On the Record: All that Glitters Isn't Tax Exempt
Passive investment income such as interest, dividends and royalties generally is exempt from UBIT(1). However, special rules apply when an exempt organization owns an interest in a pass-through entity, such as stock in an S company or an interest in a partnership. If an exempt organization is given stock in an S corporation, all of the income attributable to the donated stock will be subject to UBIT. In addition, all of the income recognized by an exempt organization upon the sale of its stock in an S corporation is subject to UBIT, whereas the gain on the sale by an exempt organization of stock in a C corporation is not(2).

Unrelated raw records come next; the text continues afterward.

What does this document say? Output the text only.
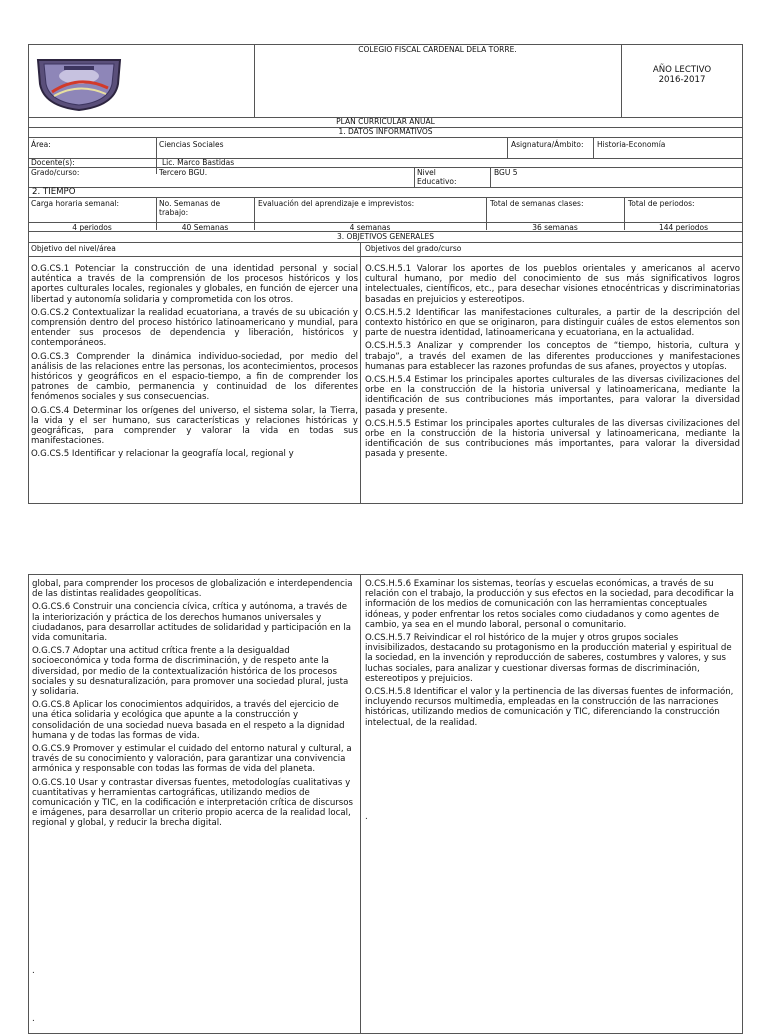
COLEGIO FISCAL CARDENAL DELA TORRE.
AÑO LECTIVO
2016-2017
PLAN CURRICULAR ANUAL
1. DATOS INFORMATIVOS
Área:	Ciencias Sociales	Asignatura/Ámbito:	Historia-Economía
Docente(s):	Lic. Marco Bastidas
Grado/curso:	Tercero BGU.	Nivel Educativo:
BGU 5
2. TIEMPO
Carga horaria semanal:	No. Semanas de trabajo:
Evaluación del aprendizaje e imprevistos:	Total de semanas clases:	Total de periodos:
4 periodos	40 Semanas	4 semanas	36 semanas	144 periodos
3. OBJETIVOS GENERALES
Objetivo del nivel/área	Objetivos del grado/curso

O.G.CS.1 Potenciar la construcción de una identidad personal y social auténtica a través de la comprensión de los procesos históricos y los aportes culturales locales, regionales y globales, en función de ejercer una libertad y autonomía solidaria y comprometida con los otros.

O.G.CS.2 Contextualizar la realidad ecuatoriana, a través de su ubicación y comprensión dentro del proceso histórico latinoamericano y mundial, para entender sus procesos de dependencia y liberación, históricos y contemporáneos.

O.G.CS.3 Comprender la dinámica individuo-sociedad, por medio del análisis de las relaciones entre las personas, los acontecimientos, procesos históricos y geográficos en el espacio-tiempo, a fin de comprender los patrones de cambio, permanencia y continuidad de los diferentes fenómenos sociales y sus consecuencias.

O.G.CS.4 Determinar los orígenes del universo, el sistema solar, la Tierra, la vida y el ser humano, sus características y relaciones históricas y geográficas, para comprender y valorar la vida en todas sus manifestaciones.

O.G.CS.5 Identificar y relacionar la geografía local, regional y

O.CS.H.5.1 Valorar los aportes de los pueblos orientales y americanos al acervo cultural humano, por medio del conocimiento de sus más significativos logros intelectuales, científicos, etc., para desechar visiones etnocéntricas y discriminatorias basadas en prejuicios y estereotipos.

O.CS.H.5.2 Identificar las manifestaciones culturales, a partir de la descripción del contexto histórico en que se originaron, para distinguir cuáles de estos elementos son parte de nuestra identidad, latinoamericana y ecuatoriana, en la actualidad.

O.CS.H.5.3 Analizar y comprender los conceptos de “tiempo, historia, cultura y trabajo”, a través del examen de las diferentes producciones y manifestaciones humanas para establecer las razones profundas de sus afanes, proyectos y utopías.

O.CS.H.5.4 Estimar los principales aportes culturales de las diversas civilizaciones del orbe en la construcción de la historia universal y latinoamericana, mediante la identificación de sus contribuciones más importantes, para valorar la diversidad pasada y presente.

O.CS.H.5.5 Estimar los principales aportes culturales de las diversas civilizaciones del orbe en la construcción de la historia universal y latinoamericana, mediante la identificación de sus contribuciones más importantes, para valorar la diversidad pasada y presente.

global, para comprender los procesos de globalización e interdependencia de las distintas realidades geopolíticas.

O.G.CS.6 Construir una conciencia cívica, crítica y autónoma, a través de la interiorización y práctica de los derechos humanos universales y ciudadanos, para desarrollar actitudes de solidaridad y participación en la vida comunitaria.

O.G.CS.7 Adoptar una actitud crítica frente a la desigualdad socioeconómica y toda forma de discriminación, y de respeto ante la diversidad, por medio de la contextualización histórica de los procesos sociales y su desnaturalización, para promover una sociedad plural, justa y solidaria.

O.G.CS.8 Aplicar los conocimientos adquiridos, a través del ejercicio de una ética solidaria y ecológica que apunte a la construcción y consolidación de una sociedad nueva basada en el respeto a la dignidad humana y de todas las formas de vida.

O.G.CS.9 Promover y estimular el cuidado del entorno natural y cultural, a través de su conocimiento y valoración, para garantizar una convivencia armónica y responsable con todas las formas de vida del planeta.

O.G.CS.10 Usar y contrastar diversas fuentes, metodologías cualitativas y cuantitativas y herramientas cartográficas, utilizando medios de comunicación y TIC, en la codificación e interpretación crítica de discursos e imágenes, para desarrollar un criterio propio acerca de la realidad local, regional y global, y reducir la brecha digital.

O.CS.H.5.6 Examinar los sistemas, teorías y escuelas económicas, a través de su relación con el trabajo, la producción y sus efectos en la sociedad, para decodificar la información de los medios de comunicación con las herramientas conceptuales idóneas, y poder enfrentar los retos sociales como ciudadanos y como agentes de cambio, ya sea en el mundo laboral, personal o comunitario.

O.CS.H.5.7 Reivindicar el rol histórico de la mujer y otros grupos sociales invisibilizados, destacando su protagonismo en la producción material y espiritual de la sociedad, en la invención y reproducción de saberes, costumbres y valores, y sus luchas sociales, para analizar y cuestionar diversas formas de discriminación, estereotipos y prejuicios.

O.CS.H.5.8 Identificar el valor y la pertinencia de las diversas fuentes de información, incluyendo recursos multimedia, empleadas en la construcción de las narraciones históricas, utilizando medios de comunicación y TIC, diferenciando la construcción intelectual, de la realidad.

.
.
.
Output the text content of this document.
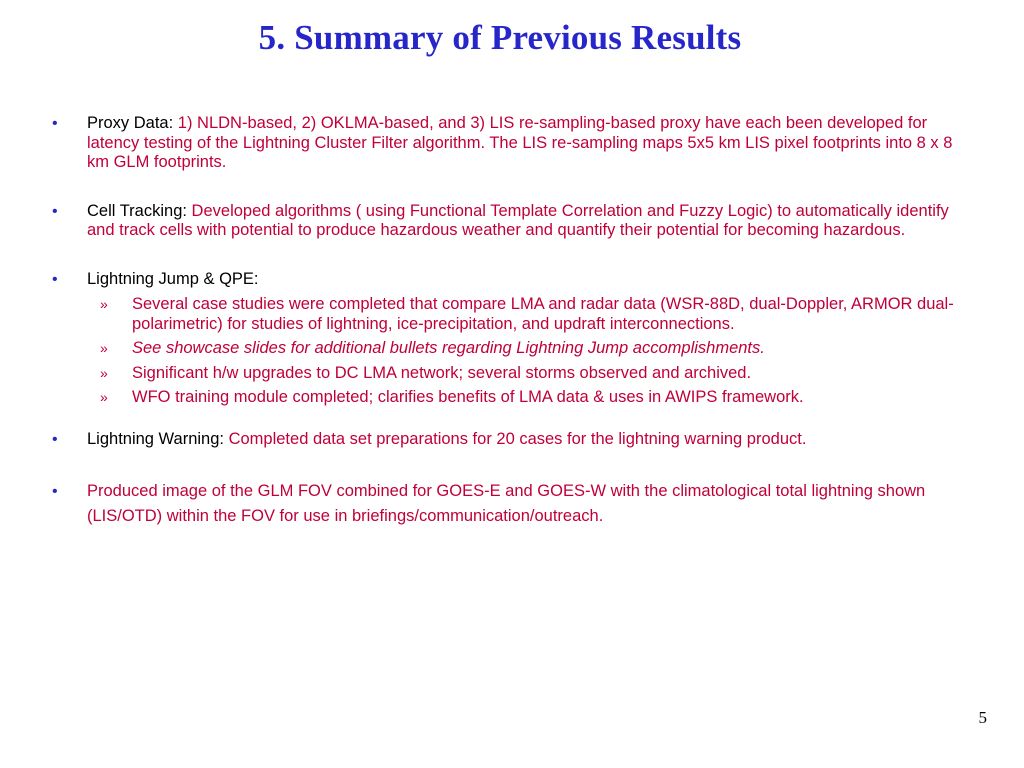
5. Summary of Previous Results
•	Proxy Data: 1) NLDN-based, 2) OKLMA-based, and 3) LIS re-sampling-based proxy have each been developed for latency testing of the Lightning Cluster Filter algorithm. The LIS re-sampling maps 5x5 km LIS pixel footprints into 8 x 8 km GLM footprints.
•	Cell Tracking: Developed algorithms ( using Functional Template Correlation and Fuzzy Logic) to automatically identify and track cells with potential to produce hazardous weather and quantify their potential for becoming hazardous.
•	Lightning Jump & QPE:
» Several case studies were completed that compare LMA and radar data (WSR-88D, dual-Doppler, ARMOR dual-polarimetric) for studies of lightning, ice-precipitation, and updraft interconnections.
» See showcase slides for additional bullets regarding Lightning Jump accomplishments.
» Significant h/w upgrades to DC LMA network; several storms observed and archived.
» WFO training module completed; clarifies benefits of LMA data & uses in AWIPS framework.
•	Lightning Warning: Completed data set preparations for 20 cases for the lightning warning product.
•	Produced image of the GLM FOV combined for GOES-E and GOES-W with the climatological total lightning shown (LIS/OTD) within the FOV for use in briefings/communication/outreach.
5
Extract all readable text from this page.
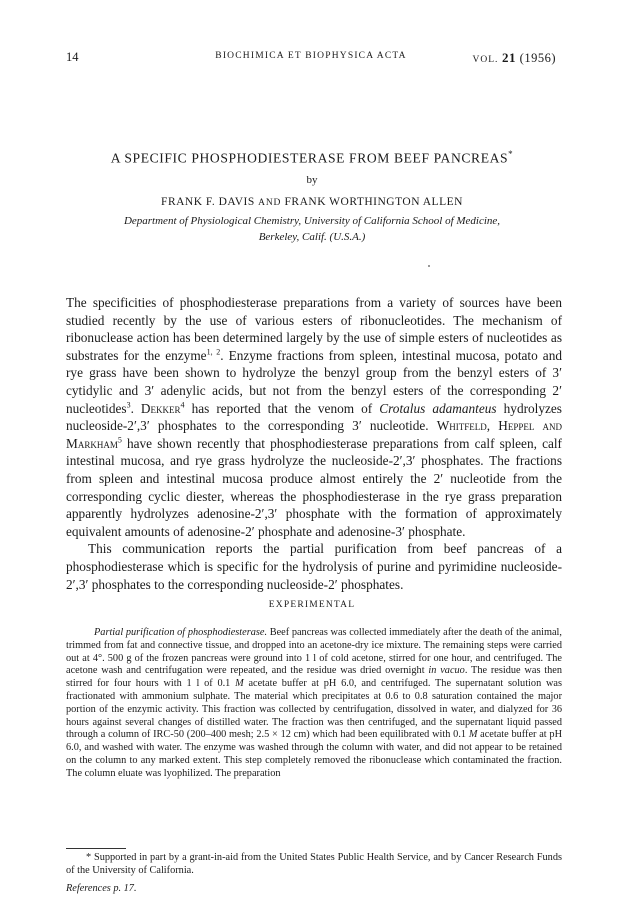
14	BIOCHIMICA ET BIOPHYSICA ACTA	VOL. 21 (1956)
A SPECIFIC PHOSPHODIESTERASE FROM BEEF PANCREAS*
by
FRANK F. DAVIS AND FRANK WORTHINGTON ALLEN
Department of Physiological Chemistry, University of California School of Medicine,
Berkeley, Calif. (U.S.A.)

The specificities of phosphodiesterase preparations from a variety of sources have been studied recently by the use of various esters of ribonucleotides. The mechanism of ribonuclease action has been determined largely by the use of simple esters of nucleotides as substrates for the enzyme$^{1, 2}$. Enzyme fractions from spleen, intestinal mucosa, potato and rye grass have been shown to hydrolyze the benzyl group from the benzyl esters of 3′ cytidylic and 3′ adenylic acids, but not from the benzyl esters of the corresponding 2′ nucleotides$^3$. Dekker$^4$ has reported that the venom of Crotalus adamanteus hydrolyzes nucleoside-2′,3′ phosphates to the corresponding 3′ nucleotide. Whitfeld, Heppel and Markham$^5$ have shown recently that phosphodiesterase preparations from calf spleen, calf intestinal mucosa, and rye grass hydrolyze the nucleoside-2′,3′ phosphates. The fractions from spleen and intestinal mucosa produce almost entirely the 2′ nucleotide from the corresponding cyclic diester, whereas the phosphodiesterase in the rye grass preparation apparently hydrolyzes adenosine-2′,3′ phosphate with the formation of approximately equivalent amounts of adenosine-2′ phosphate and adenosine-3′ phosphate.

This communication reports the partial purification from beef pancreas of a phosphodiesterase which is specific for the hydrolysis of purine and pyrimidine nucleoside-2′,3′ phosphates to the corresponding nucleoside-2′ phosphates.

EXPERIMENTAL

Partial purification of phosphodiesterase. Beef pancreas was collected immediately after the death of the animal, trimmed from fat and connective tissue, and dropped into an acetone-dry ice mixture. The remaining steps were carried out at 4°. 500 g of the frozen pancreas were ground into 1 l of cold acetone, stirred for one hour, and centrifuged. The acetone wash and centrifugation were repeated, and the residue was dried overnight in vacuo. The residue was then stirred for four hours with 1 l of 0.1 M acetate buffer at pH 6.0, and centrifuged. The supernatant solution was fractionated with ammonium sulphate. The material which precipitates at 0.6 to 0.8 saturation contained the major portion of the enzymic activity. This fraction was collected by centrifugation, dissolved in water, and dialyzed for 36 hours against several changes of distilled water. The fraction was then centrifuged, and the supernatant liquid passed through a column of IRC-50 (200–400 mesh; 2.5 × 12 cm) which had been equilibrated with 0.1 M acetate buffer at pH 6.0, and washed with water. The enzyme was washed through the column with water, and did not appear to be retained on the column to any marked extent. This step completely removed the ribonuclease which contaminated the fraction. The column eluate was lyophilized. The preparation

* Supported in part by a grant-in-aid from the United States Public Health Service, and by Cancer Research Funds of the University of California.

References p. 17.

In some circumstances, exempt organizations will have UBIT by owning stock in an S corporation but would not have UBIT if it directly owned the asset owned by the S corporation. For example, if an exempt organization owns a bond, all of the interest income and capital gains on its sale are exempt from any tax. However, if the exempt organization owns shares in an S corporation that owns the bond, the exempt organization’s share of the S income attributable to the interest and capital gain on the bond is subject to UBIT.
Despite the passive investment exception, the income attributable to an exempt organization’s investment in a limited liability company or partnership could be subject to UBIT. In the case of an investment in a partnership, either as a general partner or as a limited partner, or in an LLC, an exempt organization must treat its share of the partnership or LLC income or loss as if it had conducted the business in which the partnership or LLC engages. Therefore, if the partnership or LLC actively conducts a business, the exempt organization’s income attributable to its ownership interest will be treated as UBIT, even if the income is not distributed to the exempt organization, and even if the exempt organization is merely a limited partner or a passive member of an LLC.